NES MBA: Built to Change

Written by Zac Vineyard in NES MBA

I'm going to cheat here a little bit and talk about an SNES game. Remember Gradius 3? I mean literally. Do you remember every detail of Gradius 3? If you don't, that's what it took to beat the game. You had to memorize each level so that you could avoid late game traps that would keep you from reaching the final bosses. While it was often fun to start playing Gradius, many players soon grew tired of the monotony. Unlike what we see so much of in the business world, Gradius never changed no matter how many times you started over.

Currently, I work in a business that's being disrupted: higher education. There are many indicators that the market, at least for some higher education degrees, that customers and organizations have moved aggressively toward online delivery. This has fundamentally changed the competitive nature of college admissions. It is much more common, for example, for universities to offer classes online, whether the student is staying in on-campus dorms on not. And it makes sense: an online degree is a convenient, inexpensive way to get an education. This disruption may cause, however, some institutions to change the way they operate, how they plan for the future, and how they identify themselves to the market. My institution, for the moment, is trying to change how it operates to cope with current disruptions. But I' wondering if it is changing in the right way.

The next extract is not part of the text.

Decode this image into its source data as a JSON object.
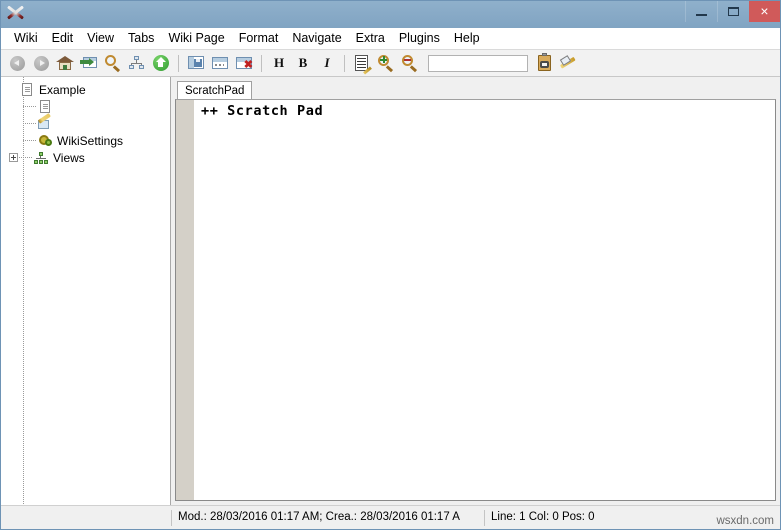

Architecting an organization for change means designing its key work-setting components such that they promote change while at the same time are themselves readily changeable.

—Edward E. Lawler III
Built to Change: How to Achieve Sustained Organizational Effectiveness

Edward E. Lawler III clearly believes that organizations can be built to embrace change. The effects of those changes, especially as seen in start-up culture, are often demonstrated as benefits for customers. Unfortunately, businesses that resist change can also unknowingly move away from fulfilling customer expectations and risk losing brand equity. Can your business change into what the customer expects?